If men were angels, no government would be necessary. If angels were to govern men, neither external nor internal controls on government would be necessary. In framing a government which is to be administered by men over men, the great difficulty lies in this: you must first enable the government to control the governed; and in the next place oblige it to control itself.
On October 24, 1787, Madison wrote Jefferson in Paris explaining why he thought a bill of rights unnecessary. The letter is at Founders Online. His argument echoed Wilson's State House Yard Speech — that the federal government held only enumerated powers, so a list of retained rights was redundant and potentially dangerous.
My own opinion has always been in favor of a bill of rights; provided it be so framed as not to imply powers not meant to be included in the enumeration.

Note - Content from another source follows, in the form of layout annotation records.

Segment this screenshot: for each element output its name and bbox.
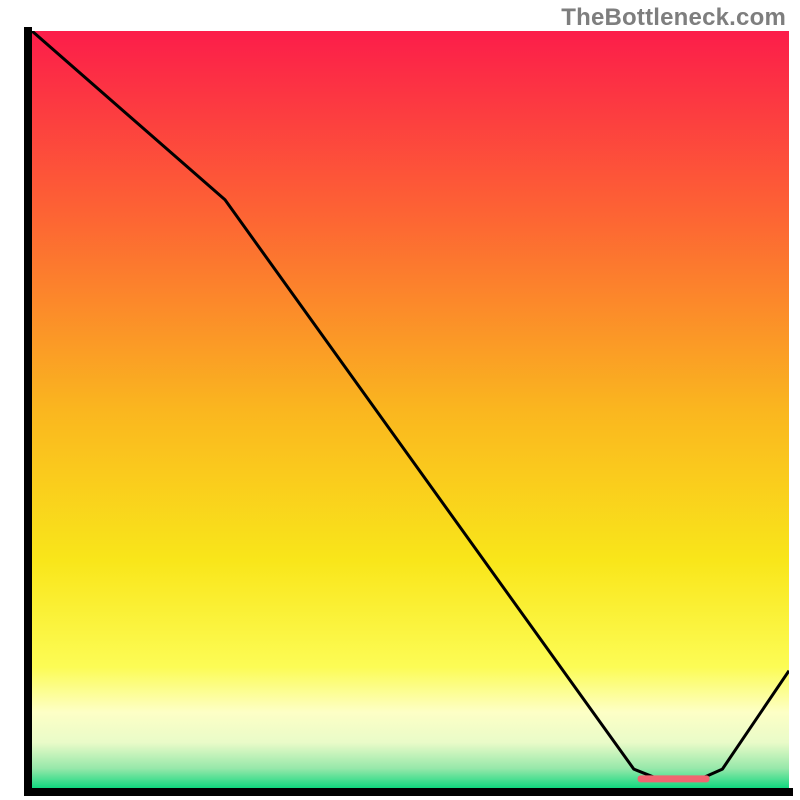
minimum-marker <box>638 775 710 782</box>
chart-stage: TheBottleneck.com <box>0 0 800 800</box>
plot-background <box>32 31 789 788</box>
bottleneck-chart <box>0 0 800 800</box>
watermark: TheBottleneck.com <box>561 4 786 32</box>
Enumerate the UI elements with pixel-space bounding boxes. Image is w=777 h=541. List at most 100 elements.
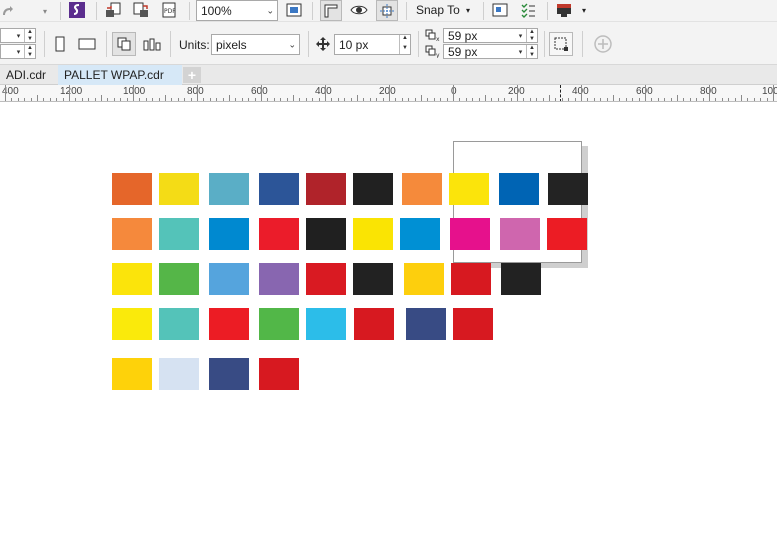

At the same time I have never thought the omission a material defect, nor been anxious to supply it even by subsequent amendment, for any other reason than that it is anxiously desired by others.
Jefferson's reply from Paris pushed back — Jefferson argued a bill of rights was essential. Madison changed his position. On June 8, 1789, Madison stood in the House of Representatives and introduced the amendments that became the Bill of Rights. His speech is in the Annals of Congress at the Library of Congress.

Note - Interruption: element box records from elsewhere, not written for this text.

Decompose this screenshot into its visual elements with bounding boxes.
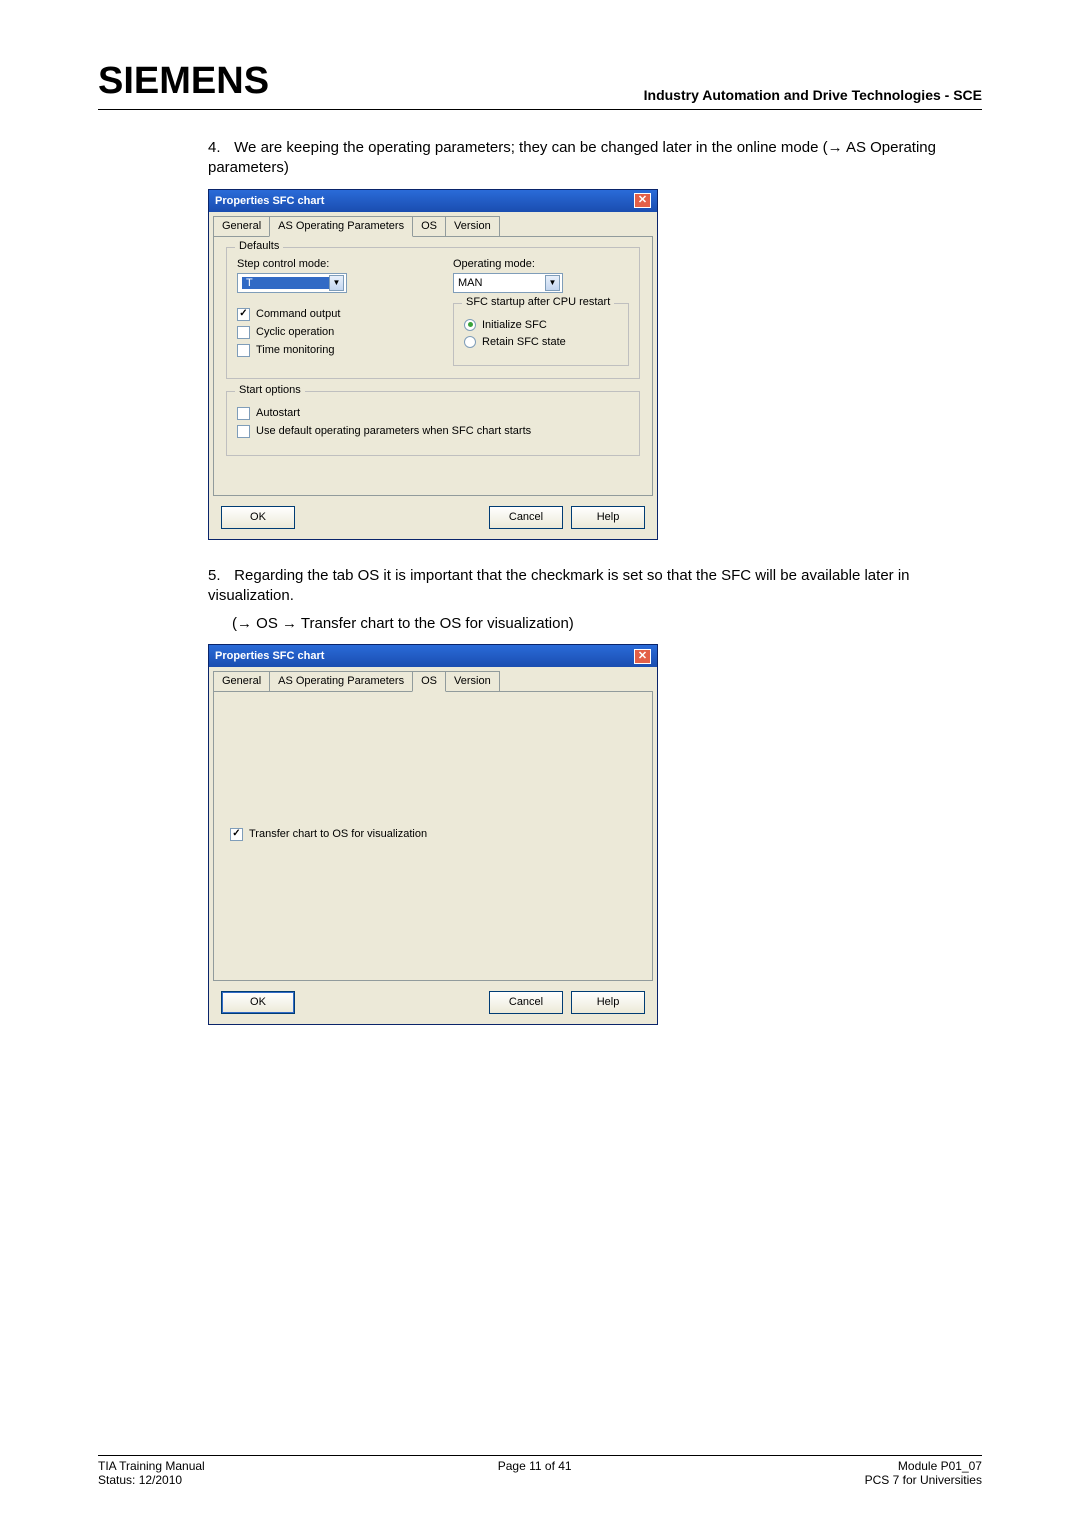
titlebar: Properties SFC chart ✕ <box>209 645 657 667</box>
dialog-as-operating: Properties SFC chart ✕ General AS Operat… <box>208 189 658 540</box>
step-4-body: We are keeping the operating parameters;… <box>208 139 936 176</box>
step-control-combo[interactable]: T ▼ <box>237 273 347 293</box>
tab-version[interactable]: Version <box>445 216 500 236</box>
footer-left: TIA Training Manual Status: 12/2010 <box>98 1459 205 1487</box>
label-cyclic-operation: Cyclic operation <box>256 326 334 338</box>
label-transfer-to-os: Transfer chart to OS for visualization <box>249 828 427 840</box>
checkbox-use-default-params[interactable] <box>237 425 250 438</box>
tab-version[interactable]: Version <box>445 671 500 691</box>
group-start-options-legend: Start options <box>235 384 305 396</box>
step-5-sub: (→ OS → Transfer chart to the OS for vis… <box>232 614 982 634</box>
footer-right: Module P01_07 PCS 7 for Universities <box>865 1459 982 1487</box>
step-5-text: 5. Regarding the tab OS it is important … <box>208 566 982 607</box>
header-subtitle: Industry Automation and Drive Technologi… <box>644 87 982 103</box>
checkbox-command-output[interactable] <box>237 308 250 321</box>
group-start-options: Start options Autostart Use default oper… <box>226 391 640 456</box>
group-sfc-startup: SFC startup after CPU restart Initialize… <box>453 303 629 366</box>
group-defaults-legend: Defaults <box>235 240 283 252</box>
label-retain-sfc: Retain SFC state <box>482 336 566 348</box>
tab-os[interactable]: OS <box>412 671 446 692</box>
group-sfc-startup-legend: SFC startup after CPU restart <box>462 296 614 308</box>
help-button[interactable]: Help <box>571 991 645 1014</box>
tab-as-operating[interactable]: AS Operating Parameters <box>269 216 413 237</box>
label-time-monitoring: Time monitoring <box>256 344 334 356</box>
step-control-label: Step control mode: <box>237 258 413 270</box>
label-autostart: Autostart <box>256 407 300 419</box>
step-5-number: 5. <box>208 566 230 586</box>
chevron-down-icon[interactable]: ▼ <box>545 275 560 291</box>
close-icon[interactable]: ✕ <box>634 193 651 208</box>
help-button[interactable]: Help <box>571 506 645 529</box>
tab-os[interactable]: OS <box>412 216 446 236</box>
footer-center: Page 11 of 41 <box>498 1459 572 1487</box>
dialog-button-row: OK Cancel Help <box>209 981 657 1024</box>
footer-left-2: Status: 12/2010 <box>98 1473 205 1487</box>
close-icon[interactable]: ✕ <box>634 649 651 664</box>
footer-center-1: Page 11 of 41 <box>498 1459 572 1473</box>
dialog-title: Properties SFC chart <box>215 650 324 662</box>
radio-retain-sfc[interactable] <box>464 336 476 348</box>
dialog-button-row: OK Cancel Help <box>209 496 657 539</box>
checkbox-cyclic-operation[interactable] <box>237 326 250 339</box>
page-footer: TIA Training Manual Status: 12/2010 Page… <box>98 1455 982 1487</box>
dialog-os: Properties SFC chart ✕ General AS Operat… <box>208 644 658 1025</box>
checkbox-time-monitoring[interactable] <box>237 344 250 357</box>
chevron-down-icon[interactable]: ▼ <box>329 275 344 291</box>
checkbox-autostart[interactable] <box>237 407 250 420</box>
label-use-default-params: Use default operating parameters when SF… <box>256 425 531 437</box>
tab-panel-asop: Defaults Step control mode: T ▼ Command … <box>213 236 653 496</box>
group-defaults: Defaults Step control mode: T ▼ Command … <box>226 247 640 379</box>
step-4-number: 4. <box>208 138 230 158</box>
tab-general[interactable]: General <box>213 671 270 691</box>
titlebar: Properties SFC chart ✕ <box>209 190 657 212</box>
page: SIEMENS Industry Automation and Drive Te… <box>0 0 1080 1527</box>
label-initialize-sfc: Initialize SFC <box>482 319 547 331</box>
checkbox-transfer-to-os[interactable] <box>230 828 243 841</box>
operating-mode-label: Operating mode: <box>453 258 629 270</box>
ok-button[interactable]: OK <box>221 506 295 529</box>
tab-panel-os: Transfer chart to OS for visualization <box>213 691 653 981</box>
brand-logo: SIEMENS <box>98 60 269 103</box>
radio-initialize-sfc[interactable] <box>464 319 476 331</box>
footer-right-2: PCS 7 for Universities <box>865 1473 982 1487</box>
tab-as-operating[interactable]: AS Operating Parameters <box>269 671 413 691</box>
tabstrip: General AS Operating Parameters OS Versi… <box>209 212 657 236</box>
cancel-button[interactable]: Cancel <box>489 506 563 529</box>
operating-mode-combo[interactable]: MAN ▼ <box>453 273 563 293</box>
footer-left-1: TIA Training Manual <box>98 1459 205 1473</box>
operating-mode-value: MAN <box>458 277 545 289</box>
ok-button[interactable]: OK <box>221 991 295 1014</box>
page-header: SIEMENS Industry Automation and Drive Te… <box>98 60 982 110</box>
cancel-button[interactable]: Cancel <box>489 991 563 1014</box>
step-4-text: 4. We are keeping the operating paramete… <box>208 138 982 179</box>
step-control-value: T <box>242 277 329 289</box>
step-5-body: Regarding the tab OS it is important tha… <box>208 567 910 604</box>
tabstrip: General AS Operating Parameters OS Versi… <box>209 667 657 691</box>
tab-general[interactable]: General <box>213 216 270 236</box>
footer-right-1: Module P01_07 <box>865 1459 982 1473</box>
label-command-output: Command output <box>256 308 340 320</box>
dialog-title: Properties SFC chart <box>215 195 324 207</box>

Both documents are in the archive. Both are Madison's words. The Bill of Rights was ratified December 15, 1791 — the ten amendments Madison had argued were unnecessary and then introduced to Congress.
In retirement at Montpelier after his presidency, Madison continued to write. He kept notes on the Convention, corresponded with historians, and addressed political controversies that threatened to unravel what the Convention had built. Two documents from this period are at Founders Online.
The Detached Memoranda — written around 1820 — is a private document in which Madison revisited several constitutional questions. He argued that congressional chaplains violated the separation of church and state, that religious proclamations by the executive were constitutionally doubtful, and that the Constitution's religion clauses required stricter separation than he had practiced as president. The document was not published until 1946. It is at Founders Online.
In December 1834 — two years before his death — Madison wrote "Notes on Nullification," directly addressing South Carolina's claim that a single state could arrest the execution of a federal law. He rejected the doctrine, distinguishing what he had argued in the Virginia Resolutions of 1798 from what nullification advocates were now claiming those resolutions authorized.
That the doctrine of nullification may be clearly understood, it must be taken as laid down in the Report of a Committee of the House of Representatives of South Carolina in 1828. In that document it is asserted, that a single State has a constitutional right to arrest the execution of a law of the United States within its limits, that the arrest is to be presumed right and valid and is to remain in force unless three fourths of the States in a Convention, shall otherwise decide.
James Madison died on June 28, 1836 at Montpelier, Virginia. He was 85 years old — the last surviving delegate to the Constitutional Convention. He had outlived every other man who signed the document. When asked about his health in his final years he said he had simply "outlived himself."
He left a note to be read after his death. It is at the Library of Congress. It reads: "As this advice, if it ever see the light will not do it till I am no more, it may be considered as issuing from the tomb, where truth alone can be respected, and the happiness of man alone consulted. It will be entitled therefore to whatever weight cannot be denied to good intentions, and to the experience of one who has served his country in various stations through a period of forty years, who espoused in his youth and adhered through his life to the cause of its liberty, and who has borne a part in most of the transactions which will constitute epochs of its destiny."